What are you people talking about… Benfords law totally works . Now the real question is overlapping test results, but yes still works
David,
I saw Connected too. I’m also responsible for tracking our COVID cases at my hospital.
I though I would find it in Medical Record Numbers…but no. Those numbers are computationally assigned. In fact, I was surprised to learn that the pattern didn’t show any time that I included any numbers at all that were auto-assigned by a computer.
The only numbers that worked, that followed the pattern organically, were the “seemingly random” or even “insignificant” data. Like birth month, day of birth, but then…the street number of each patient address.
The pattern was most reliable applied to the “randomness” of the street addresses. When I looked at each of our patients, I found it in the data sets of…
All COVID test records (even when I include duplicated tests); PCR-only COVID test records; In COVID-positive cases; In unique patients tested; then when pulling all patients who walked in to the hospital during that same time frame.

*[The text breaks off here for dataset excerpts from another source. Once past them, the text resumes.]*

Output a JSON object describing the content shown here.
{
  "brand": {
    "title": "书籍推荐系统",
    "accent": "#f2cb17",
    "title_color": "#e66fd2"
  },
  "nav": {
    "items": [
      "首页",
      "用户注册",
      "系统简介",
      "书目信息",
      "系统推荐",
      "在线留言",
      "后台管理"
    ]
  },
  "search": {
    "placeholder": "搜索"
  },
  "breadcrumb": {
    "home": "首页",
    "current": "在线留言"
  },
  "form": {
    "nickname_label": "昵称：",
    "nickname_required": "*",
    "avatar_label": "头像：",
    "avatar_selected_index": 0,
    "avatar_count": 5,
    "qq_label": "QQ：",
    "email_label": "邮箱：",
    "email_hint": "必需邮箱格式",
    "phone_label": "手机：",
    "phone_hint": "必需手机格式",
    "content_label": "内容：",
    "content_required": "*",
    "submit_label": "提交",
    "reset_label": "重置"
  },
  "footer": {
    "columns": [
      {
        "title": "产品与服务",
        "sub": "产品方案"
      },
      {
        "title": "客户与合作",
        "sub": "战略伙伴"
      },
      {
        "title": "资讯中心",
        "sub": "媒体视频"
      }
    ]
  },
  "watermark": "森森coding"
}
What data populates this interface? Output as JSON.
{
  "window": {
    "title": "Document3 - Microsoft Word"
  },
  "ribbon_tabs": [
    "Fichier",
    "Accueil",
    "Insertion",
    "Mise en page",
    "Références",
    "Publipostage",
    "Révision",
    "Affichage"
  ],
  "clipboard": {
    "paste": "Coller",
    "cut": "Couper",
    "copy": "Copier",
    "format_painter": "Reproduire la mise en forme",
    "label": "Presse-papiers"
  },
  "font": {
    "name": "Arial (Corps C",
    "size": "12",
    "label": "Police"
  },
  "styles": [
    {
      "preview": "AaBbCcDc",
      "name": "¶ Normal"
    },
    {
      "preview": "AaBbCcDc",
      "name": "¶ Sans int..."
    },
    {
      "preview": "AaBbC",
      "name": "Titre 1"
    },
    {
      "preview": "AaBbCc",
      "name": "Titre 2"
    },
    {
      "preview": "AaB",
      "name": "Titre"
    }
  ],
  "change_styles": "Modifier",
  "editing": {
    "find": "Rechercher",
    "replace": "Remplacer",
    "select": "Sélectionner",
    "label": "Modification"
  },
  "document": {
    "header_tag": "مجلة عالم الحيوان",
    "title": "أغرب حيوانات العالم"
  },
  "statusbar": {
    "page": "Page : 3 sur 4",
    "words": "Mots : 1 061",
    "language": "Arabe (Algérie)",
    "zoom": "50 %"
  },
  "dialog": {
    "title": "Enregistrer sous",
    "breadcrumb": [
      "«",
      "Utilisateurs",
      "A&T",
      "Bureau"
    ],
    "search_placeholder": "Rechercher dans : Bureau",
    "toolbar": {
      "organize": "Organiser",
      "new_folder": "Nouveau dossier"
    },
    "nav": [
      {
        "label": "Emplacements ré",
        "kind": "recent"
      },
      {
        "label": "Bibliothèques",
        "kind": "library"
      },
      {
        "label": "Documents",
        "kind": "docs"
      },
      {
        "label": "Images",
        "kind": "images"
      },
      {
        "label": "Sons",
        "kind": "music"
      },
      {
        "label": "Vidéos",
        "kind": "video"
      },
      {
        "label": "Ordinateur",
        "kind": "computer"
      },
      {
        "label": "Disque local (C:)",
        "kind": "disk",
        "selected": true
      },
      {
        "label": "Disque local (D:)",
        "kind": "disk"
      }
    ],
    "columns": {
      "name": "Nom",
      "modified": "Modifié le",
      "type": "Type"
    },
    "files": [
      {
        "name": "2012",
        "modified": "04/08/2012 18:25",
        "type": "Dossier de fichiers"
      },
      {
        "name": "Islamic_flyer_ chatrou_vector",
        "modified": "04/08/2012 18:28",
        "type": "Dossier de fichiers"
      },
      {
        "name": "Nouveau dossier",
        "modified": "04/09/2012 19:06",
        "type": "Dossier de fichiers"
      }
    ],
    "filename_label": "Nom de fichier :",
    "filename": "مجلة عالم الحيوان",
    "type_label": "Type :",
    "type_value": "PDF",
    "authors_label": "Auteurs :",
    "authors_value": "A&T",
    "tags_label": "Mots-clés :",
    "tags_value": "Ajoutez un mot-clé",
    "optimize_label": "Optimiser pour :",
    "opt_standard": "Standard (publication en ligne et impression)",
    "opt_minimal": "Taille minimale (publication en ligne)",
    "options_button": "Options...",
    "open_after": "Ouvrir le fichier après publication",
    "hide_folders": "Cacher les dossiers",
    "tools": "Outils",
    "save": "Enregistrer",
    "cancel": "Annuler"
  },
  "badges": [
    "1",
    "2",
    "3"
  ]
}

My graphing also has a dip like yours in “7”… but also in “9”. Nevertheless, this is more than enough for me to start a research project. If we can use this for verification, how can we apply Benford’s law to prevention methods and as a starting point for the health task forces that have formed in all of our cities…
*my brain is like a million miles an hour with this*
Randomly assigned digits do not follow Benford’s Law, so it looks like you’re analyzing it correctly!
Bedford’s law reminds me of another phenomena in nature called the Fibonacci sequence where petals on flowers only have certain numbers for various plants. The number pattern is the sum of the previous two numbers. 3,5,8,13,21 etc. It is also found in other patterns in nature. Kind of strange how so much that seems totally random is not.